If A plays first, then

B wins.

Proof: the crucial realisation is that B can always force A to play in a specific square. WLOG, say A's first move is an $X$.

• If A's first move is in a corner (WLOG, an $X$), B plays as follows:

  X   O   ?
  
  O   .   .
  
  ?   .   .

  where the ? marks denote the positions of A's subsequent forced moves (each of which can be either an $X$ or an $O$). Finally, B plays

  an $I$ in the centre to guarantee victory.

• If A's first move is in the middle of an edge (WLOG, an $X$), B plays as follows (first $O$, then $I$):

  I   .   .
  
  X   O   ?
  
  .   .   .

  where the ? mark denotes the position of A's forced move (either an $X$ or an $O$). At this point, A cannot prevent B both from completing the first column and from completing the leading diagonal.

• If A's first move is in the centre (WLOG, an $X$), B plays as follows (first $O$, then $I$):

  I   .   .
  
  O   X   ?
  
  .   .   .

  where the ? mark denotes the position of A's forced move (either an $X$ or an $O$).
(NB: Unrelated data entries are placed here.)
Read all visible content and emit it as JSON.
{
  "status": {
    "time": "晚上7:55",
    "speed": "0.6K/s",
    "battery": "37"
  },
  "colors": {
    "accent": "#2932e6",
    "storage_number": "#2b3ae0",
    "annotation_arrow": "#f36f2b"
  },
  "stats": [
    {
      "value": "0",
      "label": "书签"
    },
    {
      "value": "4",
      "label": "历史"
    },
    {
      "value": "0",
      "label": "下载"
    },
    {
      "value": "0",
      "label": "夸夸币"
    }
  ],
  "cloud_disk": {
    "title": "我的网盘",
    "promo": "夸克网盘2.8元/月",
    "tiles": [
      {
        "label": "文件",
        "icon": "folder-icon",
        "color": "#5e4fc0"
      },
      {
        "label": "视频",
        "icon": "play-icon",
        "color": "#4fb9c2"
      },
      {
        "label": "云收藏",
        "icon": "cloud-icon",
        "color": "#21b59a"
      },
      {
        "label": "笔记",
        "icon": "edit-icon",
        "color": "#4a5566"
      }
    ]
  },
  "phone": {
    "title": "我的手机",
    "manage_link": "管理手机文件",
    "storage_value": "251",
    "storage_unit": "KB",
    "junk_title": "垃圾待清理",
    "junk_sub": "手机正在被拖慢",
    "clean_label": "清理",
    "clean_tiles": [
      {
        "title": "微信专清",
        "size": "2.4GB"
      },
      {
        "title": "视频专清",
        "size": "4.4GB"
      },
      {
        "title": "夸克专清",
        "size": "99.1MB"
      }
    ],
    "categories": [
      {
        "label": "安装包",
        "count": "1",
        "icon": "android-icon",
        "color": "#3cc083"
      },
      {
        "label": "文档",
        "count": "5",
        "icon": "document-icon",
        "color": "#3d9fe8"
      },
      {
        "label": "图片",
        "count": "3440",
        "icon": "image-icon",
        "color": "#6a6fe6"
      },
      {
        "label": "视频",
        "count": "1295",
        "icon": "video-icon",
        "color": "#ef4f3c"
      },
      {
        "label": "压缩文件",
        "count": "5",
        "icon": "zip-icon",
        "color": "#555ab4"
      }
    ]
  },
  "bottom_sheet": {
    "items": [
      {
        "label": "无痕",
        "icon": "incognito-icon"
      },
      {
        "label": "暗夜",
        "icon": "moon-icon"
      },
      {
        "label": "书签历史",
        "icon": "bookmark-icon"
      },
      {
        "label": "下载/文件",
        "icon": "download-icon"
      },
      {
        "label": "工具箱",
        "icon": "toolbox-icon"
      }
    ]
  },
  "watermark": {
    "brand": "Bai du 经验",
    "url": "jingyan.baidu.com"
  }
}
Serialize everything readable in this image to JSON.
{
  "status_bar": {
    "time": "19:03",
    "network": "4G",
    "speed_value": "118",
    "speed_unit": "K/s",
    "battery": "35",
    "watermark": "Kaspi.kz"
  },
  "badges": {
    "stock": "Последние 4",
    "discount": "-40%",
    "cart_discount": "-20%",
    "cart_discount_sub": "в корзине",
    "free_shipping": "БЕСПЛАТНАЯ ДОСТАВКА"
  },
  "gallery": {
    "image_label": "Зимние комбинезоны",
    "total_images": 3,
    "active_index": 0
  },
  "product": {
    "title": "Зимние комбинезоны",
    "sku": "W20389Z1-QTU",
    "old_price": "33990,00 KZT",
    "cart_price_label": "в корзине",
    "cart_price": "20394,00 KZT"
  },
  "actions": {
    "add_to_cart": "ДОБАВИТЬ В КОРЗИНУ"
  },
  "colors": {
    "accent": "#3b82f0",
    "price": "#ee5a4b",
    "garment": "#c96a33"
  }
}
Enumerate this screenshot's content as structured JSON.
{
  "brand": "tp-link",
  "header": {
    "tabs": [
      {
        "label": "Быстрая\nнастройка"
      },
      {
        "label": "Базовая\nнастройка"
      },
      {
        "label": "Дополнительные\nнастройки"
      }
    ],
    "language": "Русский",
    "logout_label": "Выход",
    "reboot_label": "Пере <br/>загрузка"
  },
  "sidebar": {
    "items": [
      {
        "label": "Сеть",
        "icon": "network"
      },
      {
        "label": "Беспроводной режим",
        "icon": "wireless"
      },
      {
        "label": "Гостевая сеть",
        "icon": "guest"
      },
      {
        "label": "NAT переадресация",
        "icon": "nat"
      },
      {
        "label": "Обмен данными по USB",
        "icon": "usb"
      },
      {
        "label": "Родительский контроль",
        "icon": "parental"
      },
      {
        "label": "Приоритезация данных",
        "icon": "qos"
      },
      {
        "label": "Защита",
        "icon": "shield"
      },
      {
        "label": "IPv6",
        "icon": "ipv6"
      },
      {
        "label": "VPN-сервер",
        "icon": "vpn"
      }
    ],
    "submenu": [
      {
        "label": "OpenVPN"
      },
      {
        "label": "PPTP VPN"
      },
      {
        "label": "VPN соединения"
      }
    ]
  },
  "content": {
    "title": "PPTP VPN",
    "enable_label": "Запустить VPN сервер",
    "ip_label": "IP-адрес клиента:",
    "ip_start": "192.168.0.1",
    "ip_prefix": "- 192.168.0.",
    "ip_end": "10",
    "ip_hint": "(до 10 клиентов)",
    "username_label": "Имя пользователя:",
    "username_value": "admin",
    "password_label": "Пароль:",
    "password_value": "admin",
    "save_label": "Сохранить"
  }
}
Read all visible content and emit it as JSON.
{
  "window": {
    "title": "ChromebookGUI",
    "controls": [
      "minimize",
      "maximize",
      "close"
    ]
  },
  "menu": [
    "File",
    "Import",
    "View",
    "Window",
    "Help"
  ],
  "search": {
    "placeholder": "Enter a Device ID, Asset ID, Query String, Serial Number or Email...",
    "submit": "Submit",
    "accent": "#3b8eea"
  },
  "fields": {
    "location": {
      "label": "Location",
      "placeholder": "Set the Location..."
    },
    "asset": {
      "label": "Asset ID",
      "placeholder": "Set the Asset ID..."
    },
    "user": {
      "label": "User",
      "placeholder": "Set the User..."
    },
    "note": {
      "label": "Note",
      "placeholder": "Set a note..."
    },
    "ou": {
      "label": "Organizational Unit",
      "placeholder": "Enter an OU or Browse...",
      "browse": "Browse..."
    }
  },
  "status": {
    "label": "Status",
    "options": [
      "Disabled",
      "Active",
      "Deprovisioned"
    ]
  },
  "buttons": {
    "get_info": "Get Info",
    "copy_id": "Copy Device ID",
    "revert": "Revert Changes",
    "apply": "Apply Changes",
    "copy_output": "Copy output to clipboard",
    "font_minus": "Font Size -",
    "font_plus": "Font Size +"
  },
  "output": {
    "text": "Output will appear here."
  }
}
At this point, A cannot prevent B both from completing the first column and from completing the leading diagonal.

If B plays first, then

A wins (thanks @IvoBeckers for help with this part of the proof).

Proof: we can more or less adapt the same proof as used in the first half of the solution.

• If B's first move is in the centre or in the middle of an edge, then A can employ a strategy identical to B's strategy described above, except playing $X$ at every turn instead of $O$ or $I$, thus forcing B's hand in the same way as B forced A's when A went first.

• If B's first move is in a corner (WLOG, an $X$), A plays more $X$'s, first in the centre and then adjacent to the filled corner:

  X   X   .
  
  .   X   .
  
  .   .   ?

  where the ? mark denotes the position of B's forced move (either an $O$ or an $I$). At this point, B cannot prevent A both from completing the first row and from completing the second column.